Antonio Machado e il Palacio de las Dueñas
Nato in un appartamento in affitto alle Dueñas
Il padre di Machado era segretario dell’Ambasciata in Cile e in seguito lavorò come notaio a Madrid. Nel 1873 la famiglia trascorse del tempo a Siviglia, e il padre affittò un appartamento in uno degli annessi delle Dueñas. Era una pratica comune all’epoca: la famiglia Alba affittava appartamenti a inquilini nelle costruzioni ausiliarie intorno ai giardini del palazzo. Machado nacque in quello spazio in affitto, e i suoi primi ricordi si formarono nel patio e nei giardini del palazzo. Una targa commemorativa segna il luogo della nascita; la vedrai durante la tua visita.
I versi dell’albero di limone
I versi più citati di Machado sono questi due tratti dal suo ciclo poetico Soledades:
«Mi infancia son recuerdos de un patio de Sevilla, y un huerto claro donde madura el limonero.»
In italiano: «La mia infanzia è ricordi di un patio a Siviglia, e un orto luminoso dove matura il limone.»
Quell’orto e quell’albero di limone si trovano nei giardini delle Dueñas. Machado scrisse di questo luogo cinquanta anni dopo averlo lasciato, eppure l’immagine rimase impressa nella sua memoria: il patio con le colonne di marmo, la buganvillea, l’albero di limone carico di frutti. Quando cammini per il palazzo, capisci perché. I patii sono esattamente come li ricordava lui.
L’albero di limone oggi
Sì, l’albero vero è ancora lì. I giardinieri delle Dueñas si prendono cura dell’albero di limone da oltre un secolo. Non è una reliquia né un oggetto da museo: è semplicemente un albero da frutto in un giardino attivo che fornisce limoni alla dimora. Eppure porta con sé il peso di essere l’albero che ha ispirato una delle immagini più belle della poesia spagnola. La maggior parte dei visitatori si ferma davanti a quest’albero, ed è facile capire perché.
Dopo il palazzo: esilio e morte
Machado lasciò Siviglia da bambino, viaggiò a Madrid, Parigi e Córdoba, divenne insegnante e poeta e pubblicò le sue opere più importanti da giovane. Durante la Guerra Civile Spagnola, fuggì dalla Spagna nel 1939 e si rifugiò in Francia.
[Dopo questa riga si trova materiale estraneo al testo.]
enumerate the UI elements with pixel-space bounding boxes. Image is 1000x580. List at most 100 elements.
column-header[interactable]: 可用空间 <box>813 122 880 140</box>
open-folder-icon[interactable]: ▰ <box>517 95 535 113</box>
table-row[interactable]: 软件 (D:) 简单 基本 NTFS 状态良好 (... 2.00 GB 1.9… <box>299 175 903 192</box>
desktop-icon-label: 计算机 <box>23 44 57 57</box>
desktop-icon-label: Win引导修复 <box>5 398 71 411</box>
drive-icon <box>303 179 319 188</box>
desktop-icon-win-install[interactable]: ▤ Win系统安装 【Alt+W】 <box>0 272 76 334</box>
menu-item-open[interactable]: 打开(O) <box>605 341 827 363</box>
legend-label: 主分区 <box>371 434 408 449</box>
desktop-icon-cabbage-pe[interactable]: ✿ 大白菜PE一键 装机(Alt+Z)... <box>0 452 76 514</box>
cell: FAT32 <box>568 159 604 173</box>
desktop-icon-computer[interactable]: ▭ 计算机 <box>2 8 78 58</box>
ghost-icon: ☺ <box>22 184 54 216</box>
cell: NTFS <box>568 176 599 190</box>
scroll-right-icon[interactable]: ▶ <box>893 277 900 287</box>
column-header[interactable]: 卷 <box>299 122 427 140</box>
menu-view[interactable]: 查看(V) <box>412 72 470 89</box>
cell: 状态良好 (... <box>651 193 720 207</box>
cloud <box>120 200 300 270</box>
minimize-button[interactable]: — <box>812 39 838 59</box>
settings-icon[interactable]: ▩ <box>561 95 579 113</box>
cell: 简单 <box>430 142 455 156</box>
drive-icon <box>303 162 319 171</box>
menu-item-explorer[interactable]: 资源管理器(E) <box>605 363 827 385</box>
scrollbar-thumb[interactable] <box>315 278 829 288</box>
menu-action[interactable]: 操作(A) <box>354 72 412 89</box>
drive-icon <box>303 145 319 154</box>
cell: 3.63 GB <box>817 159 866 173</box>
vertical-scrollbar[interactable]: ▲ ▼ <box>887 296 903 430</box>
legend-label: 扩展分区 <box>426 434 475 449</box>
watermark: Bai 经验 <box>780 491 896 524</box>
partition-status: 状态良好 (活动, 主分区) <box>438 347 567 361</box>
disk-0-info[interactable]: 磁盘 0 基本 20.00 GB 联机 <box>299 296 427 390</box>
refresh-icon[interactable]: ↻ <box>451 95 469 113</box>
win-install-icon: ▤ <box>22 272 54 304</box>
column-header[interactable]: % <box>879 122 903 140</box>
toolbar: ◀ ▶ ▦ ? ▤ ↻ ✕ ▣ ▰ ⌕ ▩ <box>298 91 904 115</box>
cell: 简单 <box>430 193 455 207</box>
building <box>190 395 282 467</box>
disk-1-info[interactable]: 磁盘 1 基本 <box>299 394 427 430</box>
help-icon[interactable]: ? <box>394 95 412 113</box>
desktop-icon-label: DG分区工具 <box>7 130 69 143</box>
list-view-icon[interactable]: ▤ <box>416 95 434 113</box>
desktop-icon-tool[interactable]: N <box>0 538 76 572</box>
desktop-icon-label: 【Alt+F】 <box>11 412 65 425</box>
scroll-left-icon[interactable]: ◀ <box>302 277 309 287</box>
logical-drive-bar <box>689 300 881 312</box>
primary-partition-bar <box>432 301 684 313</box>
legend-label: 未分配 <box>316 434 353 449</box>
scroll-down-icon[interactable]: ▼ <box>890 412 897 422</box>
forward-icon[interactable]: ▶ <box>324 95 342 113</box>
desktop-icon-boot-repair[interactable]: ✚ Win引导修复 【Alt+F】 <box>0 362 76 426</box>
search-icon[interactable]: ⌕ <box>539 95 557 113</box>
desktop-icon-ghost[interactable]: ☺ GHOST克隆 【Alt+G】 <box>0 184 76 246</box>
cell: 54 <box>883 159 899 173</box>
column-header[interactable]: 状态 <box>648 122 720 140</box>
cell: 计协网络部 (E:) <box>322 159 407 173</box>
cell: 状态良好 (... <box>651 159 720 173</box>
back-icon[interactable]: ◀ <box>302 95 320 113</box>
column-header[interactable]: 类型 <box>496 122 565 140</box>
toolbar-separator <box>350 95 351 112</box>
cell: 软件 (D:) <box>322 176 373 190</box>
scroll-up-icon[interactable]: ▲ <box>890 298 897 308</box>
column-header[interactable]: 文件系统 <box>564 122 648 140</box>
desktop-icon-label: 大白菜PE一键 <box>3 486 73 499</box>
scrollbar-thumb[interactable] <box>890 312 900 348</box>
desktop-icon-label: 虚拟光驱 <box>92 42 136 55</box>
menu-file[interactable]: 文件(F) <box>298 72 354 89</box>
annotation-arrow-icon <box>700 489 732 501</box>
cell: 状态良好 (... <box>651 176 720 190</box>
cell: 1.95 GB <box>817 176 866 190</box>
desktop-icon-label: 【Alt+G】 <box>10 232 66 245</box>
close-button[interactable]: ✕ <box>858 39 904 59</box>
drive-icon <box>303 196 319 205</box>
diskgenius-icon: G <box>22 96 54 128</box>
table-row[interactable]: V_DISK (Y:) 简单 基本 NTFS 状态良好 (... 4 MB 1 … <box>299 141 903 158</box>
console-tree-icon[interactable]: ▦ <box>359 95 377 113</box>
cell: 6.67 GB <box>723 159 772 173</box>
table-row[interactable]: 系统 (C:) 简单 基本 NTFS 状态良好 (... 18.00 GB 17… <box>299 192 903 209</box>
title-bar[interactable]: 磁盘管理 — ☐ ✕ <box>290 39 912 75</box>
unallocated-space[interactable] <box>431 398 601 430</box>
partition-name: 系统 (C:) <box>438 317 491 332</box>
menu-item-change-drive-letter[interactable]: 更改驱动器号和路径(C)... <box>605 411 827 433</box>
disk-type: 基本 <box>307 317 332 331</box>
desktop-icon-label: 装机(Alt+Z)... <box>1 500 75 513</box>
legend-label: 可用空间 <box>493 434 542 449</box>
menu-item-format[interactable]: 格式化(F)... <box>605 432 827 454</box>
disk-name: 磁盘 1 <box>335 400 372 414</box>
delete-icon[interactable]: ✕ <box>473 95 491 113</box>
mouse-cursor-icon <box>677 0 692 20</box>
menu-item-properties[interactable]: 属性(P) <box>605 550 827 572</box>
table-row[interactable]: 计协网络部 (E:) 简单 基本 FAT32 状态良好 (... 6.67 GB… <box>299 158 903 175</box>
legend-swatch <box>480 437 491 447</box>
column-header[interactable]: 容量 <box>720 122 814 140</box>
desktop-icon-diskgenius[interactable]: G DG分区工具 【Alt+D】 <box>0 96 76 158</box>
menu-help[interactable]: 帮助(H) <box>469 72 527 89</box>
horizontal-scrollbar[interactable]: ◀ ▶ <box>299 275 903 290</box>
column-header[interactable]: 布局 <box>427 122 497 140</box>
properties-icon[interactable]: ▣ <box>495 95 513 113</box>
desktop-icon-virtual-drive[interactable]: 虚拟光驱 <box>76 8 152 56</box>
Morì a Collioure, un piccolo paese al confine franco-spagnolo, nel febbraio 1939, poche settimane dopo aver attraversato la frontiera. Non rivide mai più le Dueñas. Ma il palazzo, il patio e l’albero di limone vissero per sempre nelle sue opere.
L’albero di limone è senza protezioni e immutato. Puoi metterti dove stava Machado da bambino, guardando lo stesso albero, in un patio che non è stato trasformato in scenografia. È questa intimità che attrae i visitatori.
Domande frequenti
Antonio Machado è nato nel Palacio de las Dueñas?
Sì, il 26 luglio 1875. La sua famiglia affittò un appartamento in uno degli annessi del palazzo. Una targa commemorativa indica il punto esatto. Ci visse solo da neonato, ma i patii e i giardini del palazzo plasmarono i suoi ricordi d’infanzia e in seguito ispirarono i suoi versi più famosi.
Quali sono i versi del limone di Machado?
«Mi infancia son recuerdos de un patio de Sevilla, y un huerto claro donde madura el limonero.» Traduzione: «La mia infanzia è ricordi di un patio a Siviglia, e un orto luminoso dove matura il limone.» Li scrisse sulle Dueñas, oltre cinquanta anni dopo averle lasciate.
Posso vedere l’albero di limone di cui scrisse?
Sì. Si trova nei giardini del palazzo, ancora curato dai giardinieri della dimora. È un albero vivo, non un pezzo da museo. Molti visitatori si fermano lì, nello stesso punto in cui Machado si fermava da bambino.
Dove morì Machado?
In esilio a Collioure, in Francia, nel febbraio 1939, durante la Guerra Civile Spagnola. Fuggì dalla Spagna nel 1939 e morì poche settimane dopo aver varcato il confine. Non tornò mai più alle Dueñas.